À titre de comparaison, aux États-Unis, la valeur des actifs des fonds communs américains équivalait à 70 % du PIB à la fin de 2014.

Cela dit, malgré la taille croissante de l’industrie, la Banque juge que les vulnérabilités associées aux fonds ne risquent pas de poser problème au système financier canadien.

Selon la Banque, les fonds géreraient bien leur «risque de liquidités» et les risques de décaissement massif seraient relativement limités, étant donné que la clientèle des fonds est surtout composée de «particuliers qui investissent essentiellement à long terme.»

Par ailleurs, le levier financier est plafonné au Canada pour les fonds communs, si bien que les emprunts (permis provisoirement pour des rachats de titres) ne doivent pas dépasser 5 % de la valeur liquidative du fonds.

Enfin, la taille des fonds canadiens ne serait pas assez importante pour en faire des «foyers de tension systémiques».

«Seuls six fonds canadiens (un fonds d’actions, deux fonds de titres à revenu fixe et trois fonds équilibrés) affichent des actifs supérieurs à 10 G$», notent les auteurs de l’étude. Non seulement ces fonds ne détiennent qu’une fraction des actions de la Bourse de Toronto (1 % pour quatre de ces fonds), mais chacun d’entre eux n’occupe pas une «position dominante» dans sa catégorie de fonds.

Obligations : risque potentiel

Les experts que Finance et Investissement a consultés partagent, en général, les conclusions de l’étude de la Banque du Canada.

Marcin Kacperczyk, professeur de finance à la Stern School of Business de l’Université de New York, affirme néanmoins avoir des «sentiments mitigés» quant aux risques qu’une ruée se produise sur un fonds.

S’il ne voit pas de problème concernant les fonds d’actions, les fonds d’obligations le préoccupent davantage parce qu’ils seraient moins liquides.

«Contrairement aux investisseurs dans les fonds d’actions, les investisseurs dans les fonds obligataires sont plus susceptibles de retirer leur argent si les rendements deviennent négatifs. Ça pourrait être un phénomène systémiquement important», croit-il.

Laurent Barras, professeur de finance à la Faculté de gestion Desautels de l’Université McGill, croit lui aussi que les fonds d’obligations sont ceux qui pourraient poser problème à l’avenir. «Il y a un problème potentiel avec les changements récents au chapitre de la liquidité obligataire.»

Selon Laurent Barras, les changements en matière de règlementation, notamment la règle Volcker aux États-Unis, expliquent la transformation qui empêcherait les banques de détenir d’importants portefeuilles obligataires.

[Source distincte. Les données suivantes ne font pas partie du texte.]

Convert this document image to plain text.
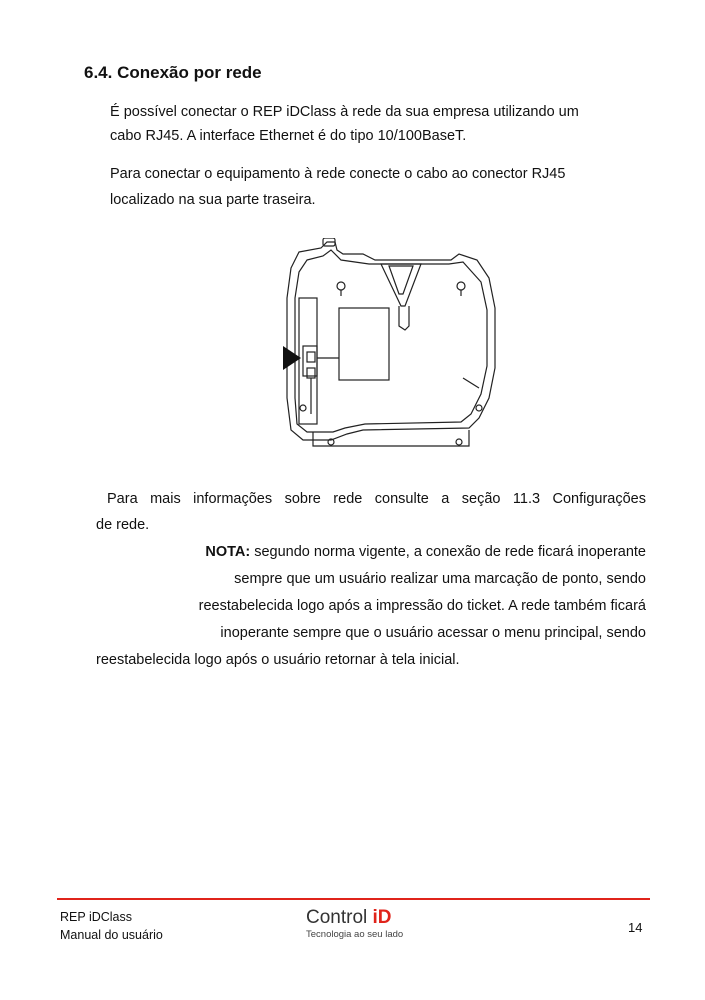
6.4. Conexão por rede

É possível conectar o REP iDClass à rede da sua empresa utilizando um
cabo RJ45. A interface Ethernet é do tipo 10/100BaseT.

Para conectar o equipamento à rede conecte o cabo ao conector RJ45
localizado na sua parte traseira.

Para mais informações sobre rede consulte a seção 11.3 Configurações
de rede.

NOTA: segundo norma vigente, a conexão de rede ficará inoperante
sempre que um usuário realizar uma marcação de ponto, sendo
reestabelecida logo após a impressão do ticket. A rede também ficará
inoperante sempre que o usuário acessar o menu principal, sendo
reestabelecida logo após o usuário retornar à tela inicial.
REP iDClass
Manual do usuário
Control iD
Tecnologia ao seu lado	14
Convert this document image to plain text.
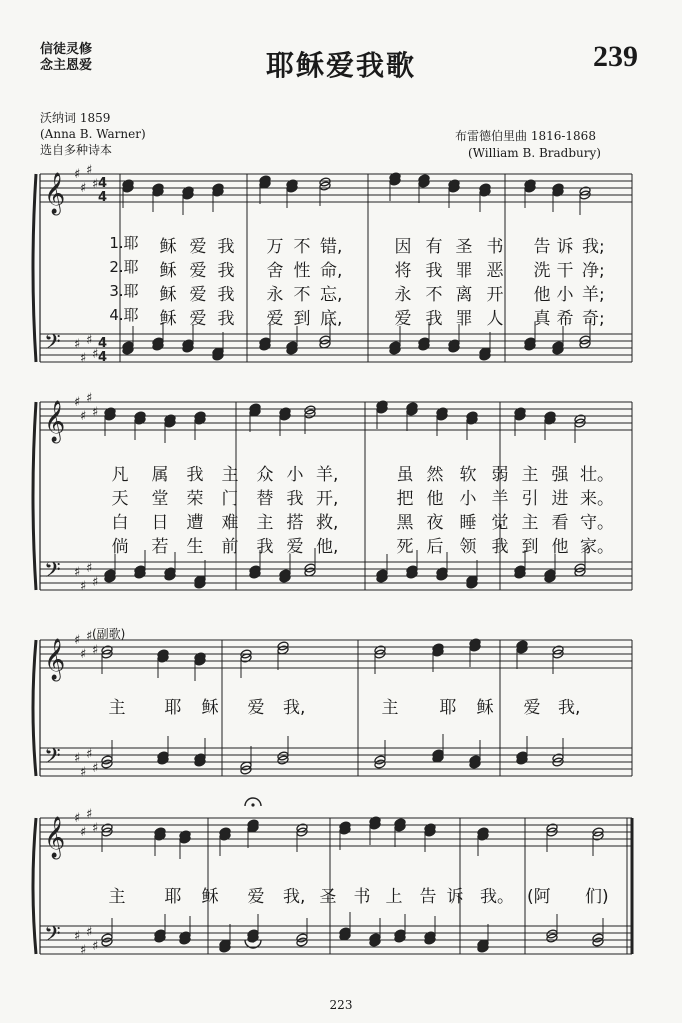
信徒灵修
念主恩爱	耶稣爱我歌	239
沃纳词 1859
(Anna B. Warner)
选自多种诗本
布雷德伯里曲 1816-1868
(William B. Bradbury)
𝄞
𝄢
♯
♯
♯
♯
♯
♯
♯
♯
4
4
4
4
𝄞
𝄢
♯
♯
♯
♯
♯
♯
♯
♯
𝄞
𝄢
♯
♯
♯
♯
♯
♯
♯
♯
𝄞
𝄢
♯
♯
♯
♯
♯
♯
♯
♯
1.耶	稣 爱 我 万 不 错,	因 有 圣 书 告 诉 我;
2.耶	稣 爱 我 舍 性 命,	将 我 罪 恶 洗 干 净;
3.耶	稣 爱 我 永 不 忘,	永 不 离 开 他 小 羊;
4.耶	稣 爱 我 爱 到 底,	爱 我 罪 人 真 希 奇;
凡 属 我 主 众 小 羊,	虽 然 软 弱 主 强 壮。
天 堂 荣 门 替 我 开,	把 他 小 羊 引 进 来。
白 日 遭 难 主 搭 救,	黑 夜 睡 觉 主 看 守。
倘 若 生 前 我 爱 他,	死 后 领 我 到 他 家。
主 耶 稣 爱 我,	主 耶 稣 爱 我,
主 耶 稣 爱 我, 圣 书 上 告 诉 我。 (阿 们)
(副歌)
223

Le problème mériterait, selon lui, une «discussion plus approfondie».

Les auteurs de l’étude de la Banque du Canada considèrent pour leur part «peu probable que les fonds se livrent simultanément à une liquidation déstabilisante de titres à revenus fixes peu liquides».

Les auteurs notent que les réserves de liquidités sont en général plus importantes pour les fonds à revenus fixes. Pour les fonds canadiens, ces liquidités représentent quelque 9 %, par rapport à 11 % aux États-Unis. Comparativement, les fonds d’actions détiennent environ 6 % de liquidités, et un peu plus de 2 % aux États-Unis.

Effets limités

Que dire du risque que de nombreux épargnants perdent soudainement confiance et décident de retirer massivement leurs avoirs, en raison d’une fraude présumée ou parce qu’une équipe de gestion particulièrement performante quitte une société de fonds ?

Cette perspective était évoquée récemment par l’économiste en chef de la Banque d’Angleterre, Andrew Haldane.

Le professeur Marcin Kacperczyk doute que ce genre d’évènement puisse avoir des répercussions sur tout le système. Les effets seraient, selon lui, «localisés».

Même son de cloche chez Laurent Barras, qui donne en exemple le départ médiatisé de Bill Gross de Pacific Investment Management Co. (PIMCO) en septembre dernier, qui, somme toute, a eu des effets limités.

«Pour qu’il y ait une crise, il faut un ensemble de circonstances précises. On ne peut jamais dire jamais, mais je ne crois pas que la prochaine crise viendra des fonds communs», affirme Laurent Barras.

1 100 G$

La valeur des actifs à long terme des fonds communs de placement canadiens s’élevait à 1 100 G$

en décembre 2014, soit 54 % du PIB du pays.